Потеряв по старости сразу несколько верхних зубов, существенно изменивших его облик, он превратился в весьма «харизматическую» фигуру, хотя и отдалённо, частично, но всё же напоминающую силуэт известного в истории французского министра финансов Силуэта.
Под провалившейся верхней губой неожиданно резко выпятилась вперёд нижняя, словно пытаясь соединиться с находящимся ровно посередине лица, кончиком носа, создавая этот забавно-хищный силуэт.
Для некоторой компенсации временного дисбаланса на лице, Иван отпустил усы.
Его рыжевато-седые волосы создавали ещё более смешной облик какого-то облезлого, шкодливого кота.
А поганый, в смысле речевых оборотов во время разговора, рот от этих усов становился, теперь и внешне, ещё поганей.
Особенно это становилось заметным, когда Иван Гаврилович открывал его, и начинал вещание своим зычным голосом, словно боясь, что теперь, не дай бог, его самого перебьют.
По этому поводу Марфа как-то раз не выдержала:
– «И чего это Гаврилыч такой горластый? Не говорит, а прямо кричит, всех перебивает!».
На что аналитик Платон ей точно заметил:
– «А что ты хочешь? Он родился во время войны, в 42-ом году. Бомбёжки, вой сирен, канонады. Он и пытался ещё тогда всех и всё перекричать. А в семье был самым младшим и привык доказывать более умным старшим свою хоть какую-то состоятельность!».
Гудин был не только горластый, полуслепой, но ещё и полу-глухой.
Многие высказывания коллег он вообще пропускал мимо ушей, то ли не слыша, то ли не желая их слышать.

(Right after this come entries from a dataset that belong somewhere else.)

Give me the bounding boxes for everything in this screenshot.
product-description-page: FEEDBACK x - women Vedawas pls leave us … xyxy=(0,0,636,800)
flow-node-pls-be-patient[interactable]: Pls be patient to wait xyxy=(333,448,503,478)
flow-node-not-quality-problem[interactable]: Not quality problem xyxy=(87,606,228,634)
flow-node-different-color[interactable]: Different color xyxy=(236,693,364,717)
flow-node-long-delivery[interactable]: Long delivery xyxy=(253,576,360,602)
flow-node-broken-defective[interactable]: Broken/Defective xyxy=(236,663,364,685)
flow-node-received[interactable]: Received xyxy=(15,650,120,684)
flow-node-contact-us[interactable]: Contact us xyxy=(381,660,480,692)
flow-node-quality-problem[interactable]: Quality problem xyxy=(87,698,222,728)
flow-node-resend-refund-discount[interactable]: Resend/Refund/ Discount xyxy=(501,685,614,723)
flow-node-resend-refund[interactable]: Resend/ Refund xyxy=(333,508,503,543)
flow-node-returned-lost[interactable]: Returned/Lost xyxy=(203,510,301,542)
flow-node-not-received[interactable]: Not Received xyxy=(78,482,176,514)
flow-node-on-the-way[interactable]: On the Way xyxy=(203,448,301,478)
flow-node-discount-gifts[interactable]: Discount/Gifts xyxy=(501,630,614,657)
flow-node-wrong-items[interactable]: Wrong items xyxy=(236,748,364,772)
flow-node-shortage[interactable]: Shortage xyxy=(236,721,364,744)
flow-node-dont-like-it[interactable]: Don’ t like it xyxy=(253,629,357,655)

По этому поводу Платон как-то в полголоса сказал Марфе про Гудина, причём в его же присутствии:
– «Ну, раз он не хочет быть козлом отпущения, то будет козлом опущения!».
С одной стороны, можно было всё-таки считать, что Гудин в их коллективе был «козлом отпущения», хотя он и отчаянно сопротивлялся этому: образно выражаясь, ржал и мычал, упирался рогами и копытами, бодался, взбрыкивал и лягался.
У Гудина был совковый подход к работе и зарплате: работать поменьше, а получать одинаково, как все, то есть позиция иждивенца, нахлебника.
Поэтому жена Платона Ксения, давно знавшая Гудина, и не только по рассказам матери, именно так к нему и относилась, после очередных сообщений мужа возмущаясь его поведением:
– «Так тебе этот козёл опять не помогал?!».
– «Нет! В этот раз он помог хорошо! Не то, что раньше, когда был без… молока!».
Но если Гудин и не был в их коллективе «козлом отпущения», к имению имени которого он вовсе и не стремился, то уж «козлом опущения» его точно сделал Платон.
А, во всяком случае, «уродом в семье» он был точно. И в прямом, и, тем более, в переносном смысле.
И особенно это относилось, конечно, прежде всего, к его моральному уродству.
Как-то раз Гудин вошёл в цех и увидел, что Платон умывается после фасовки, при которой его лицо и слизистые оболочки покрылись пылью от расфасованного порошка. Не зная, что сказать, как себя проявить, за что зацепиться, хам тут же загорланил:
– «Ты, чего здесь плюёшься и сморкаешься? Это же некультурно!».
– «Так это же моё рабочее место! Где я ещё могу себя привести в порядок, как не здесь?! Если тебе не нравится, вон, пользуйся общим туалетом!»